Een andere consequentie is om constructieve vormen te gebruiken waarbij de gevolgen van kruip niet herkenbaar zijn: in plaats van rechtlijnige dakvormen liever gekromde dakvormen zoals cilinders, koepels en zadeldakvormen. Ook moet erop worden gelet dat aluminium constructies, indien toegepast in een kruipgevoelig geheel, moeten worden afgedekt door materialen die deze kruip-vervorming toestaan, en die bovendien met een verbindingsmethode zijn voorzien die ook kruip tolereert. Kruip in aluminium is afhankelijk van de werkspanning en werktemperatuur. Boven 100- 150° C is er een aanmerkelijke invloed. Dit is uitermate belangrijk als er exportontwerpen gemaakt moeten worden voor bijvoorbeeld woestijnklimaten in zwart geanodiseerd of donker gecoat aluminium. Aan de andere kant heeft aluminium ook de opmerkelijke eigenschap dat de 0,2% rekgrens en dus de werkspanning bij temperaturen onder nul hoger wordt. Als resultaat van deze eigenschap zijn aluminium koepels zeer geschikt voor toepassingen in de Alpen of op de Zuidpool. Het is ook een van de redenen waarom verkeersvliegtuigen in aluminium worden gebouwd : op een hoogte van 10.000 m kan de gemiddelde temperatuur- 50° C zijn. Aluminium is dus het ideale metaal voor de koudere klimaten, en minder voor de hand liggend in woestijnklimaten.
 



Thermische geleidingscoëfficiënt aluminium 200 W/mK

  • staal 40- 50 W/mK
  • glas 0.8 W/mK


Deze cijfers tonen aan hoe problematisch aluminium kan zijn bij de fabricage door het snel verspreiden van hoge temperaturen tijdens het machinaal verwerken en lassen, en tijdens het assembleren onder extreme klimaattemperaturen (met het gevaar dat vingers vastvriezen aan een aluminium oppervlak bij werktemperaturen onder 0° C of het andere uiterste: het branden van vingertoppen aan door de zon opgewarmd zwart geanodiseerde aluminium elementen). Glas geleidt de warmte veel minder, maar heeft wel te leiden van ongelijke aanstraling in de buurt waar vrije glasvlakken overgaan in afgedekte glasdelen: thermische breuk. Dit is een des te groter gevaar voor aluminium-glas constructies, speciaal als het glas warmte-absorberend is, zoals sommige getinte glassoorten die dan nog gevoeliger zijn voor thermische breuk nabij de randen.
De warmte-geleidingscoëfficiënt heeft verder uiteraard ook zijn invloed op het gedrag van de geïnstalleerde constructie. Aiuminium constructies worden onder de zon snel opgewarmd en indien niet geïsoleerd, zullen ze deze warmte naar binnen gaan doorstralen. 

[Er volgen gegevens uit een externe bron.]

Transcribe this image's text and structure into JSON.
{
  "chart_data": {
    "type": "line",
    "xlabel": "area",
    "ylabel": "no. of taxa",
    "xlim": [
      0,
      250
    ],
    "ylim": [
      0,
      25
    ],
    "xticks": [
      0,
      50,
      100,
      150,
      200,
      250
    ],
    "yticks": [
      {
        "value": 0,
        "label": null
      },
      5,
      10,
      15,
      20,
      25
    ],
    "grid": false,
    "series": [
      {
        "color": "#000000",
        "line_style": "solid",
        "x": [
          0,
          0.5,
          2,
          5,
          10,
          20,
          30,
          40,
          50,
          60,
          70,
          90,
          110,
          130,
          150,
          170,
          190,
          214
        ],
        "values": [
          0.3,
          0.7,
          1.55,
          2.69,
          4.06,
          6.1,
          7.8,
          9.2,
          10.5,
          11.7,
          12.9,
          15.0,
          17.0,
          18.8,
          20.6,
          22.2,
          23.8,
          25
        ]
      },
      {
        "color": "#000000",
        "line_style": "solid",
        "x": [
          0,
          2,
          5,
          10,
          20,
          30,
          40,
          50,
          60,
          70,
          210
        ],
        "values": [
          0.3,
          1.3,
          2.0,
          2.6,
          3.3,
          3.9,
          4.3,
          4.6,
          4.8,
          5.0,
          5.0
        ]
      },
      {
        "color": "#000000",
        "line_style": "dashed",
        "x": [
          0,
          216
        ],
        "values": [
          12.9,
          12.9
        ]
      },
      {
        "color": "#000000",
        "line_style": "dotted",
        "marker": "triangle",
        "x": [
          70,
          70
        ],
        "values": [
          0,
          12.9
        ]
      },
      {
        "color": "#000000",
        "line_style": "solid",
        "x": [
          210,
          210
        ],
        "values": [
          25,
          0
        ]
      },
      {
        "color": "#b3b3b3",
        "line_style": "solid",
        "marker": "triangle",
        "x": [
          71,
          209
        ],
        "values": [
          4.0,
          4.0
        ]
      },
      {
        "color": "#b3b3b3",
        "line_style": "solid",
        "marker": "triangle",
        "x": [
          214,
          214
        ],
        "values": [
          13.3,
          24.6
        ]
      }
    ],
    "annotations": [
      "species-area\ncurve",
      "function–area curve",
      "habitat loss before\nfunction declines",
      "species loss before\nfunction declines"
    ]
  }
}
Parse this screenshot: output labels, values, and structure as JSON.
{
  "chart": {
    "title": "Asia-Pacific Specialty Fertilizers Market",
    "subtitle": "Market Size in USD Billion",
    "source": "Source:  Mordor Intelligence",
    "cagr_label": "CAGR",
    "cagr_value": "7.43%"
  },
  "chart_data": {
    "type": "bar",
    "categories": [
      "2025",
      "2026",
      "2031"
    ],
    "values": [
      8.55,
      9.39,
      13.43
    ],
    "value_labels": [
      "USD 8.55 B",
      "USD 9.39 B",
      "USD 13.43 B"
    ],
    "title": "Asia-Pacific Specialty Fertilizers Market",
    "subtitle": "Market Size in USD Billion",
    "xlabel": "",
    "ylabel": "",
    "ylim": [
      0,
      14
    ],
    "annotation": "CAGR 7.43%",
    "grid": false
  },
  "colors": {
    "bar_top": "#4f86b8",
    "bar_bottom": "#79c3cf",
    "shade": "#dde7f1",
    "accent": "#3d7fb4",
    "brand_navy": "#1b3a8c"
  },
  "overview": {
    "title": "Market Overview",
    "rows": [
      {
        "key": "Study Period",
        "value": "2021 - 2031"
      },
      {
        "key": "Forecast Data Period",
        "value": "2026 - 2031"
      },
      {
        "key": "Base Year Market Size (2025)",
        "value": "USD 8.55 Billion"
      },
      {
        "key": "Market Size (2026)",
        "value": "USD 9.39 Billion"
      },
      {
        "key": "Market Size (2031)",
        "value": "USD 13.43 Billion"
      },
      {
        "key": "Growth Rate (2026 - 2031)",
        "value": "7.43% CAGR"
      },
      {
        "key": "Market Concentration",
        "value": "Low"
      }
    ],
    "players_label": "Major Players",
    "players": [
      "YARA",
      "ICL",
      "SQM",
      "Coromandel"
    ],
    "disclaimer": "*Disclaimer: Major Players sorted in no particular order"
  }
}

Hoe lichter de aluminium construcie is en hoe minder massa deze heeft, des te kleiner is het radiatoreffect bij ongeïsoleerde aluminium constructies. In de winter geldt andersom dat een ongeïsoleerde aluminium constructie, of één met veel koudebruggen, veel warmte zal onttrekken aan de binnenruimte, en door de snelle warmtegeleiding ook aan de binnenzijde een zeer lage binnentemperatuur zal verkrijgen, waardoor condens zal optreden. Voor geheel aluminium enkelschalige koepels heeft dit in eerste instantie geleid tot het met isolatiemateriaal bespuiten van de binnenzijde, maar in latere oplossingen werd er de meer rigareuze maatregel van een ondergehangen enkel velum gekozen, of een dampdicht velum met een isolatielaag erboven. Doorvoeringen van aluminium constructies door klimaatscheidingen (buiten-kozijnpuien) moeten uiteraard ook met dezelfde zorg worden behandeld: bij voorkeur met invoeging van constructief belastbare rubber bufferelementen, als de constructie niet kan worden gesplitst in twee delen, maar beter natuurlijk nog een volledige bouwfysische en constructieve scheiding van de aluminium constructie met een aparte klimaatscheidingszone.


Afb. 3 Verschillende oplegsituaties van een plat ruimtevakwerk in verband met thermische belasting is één vast (XYZ) punt te prefereren.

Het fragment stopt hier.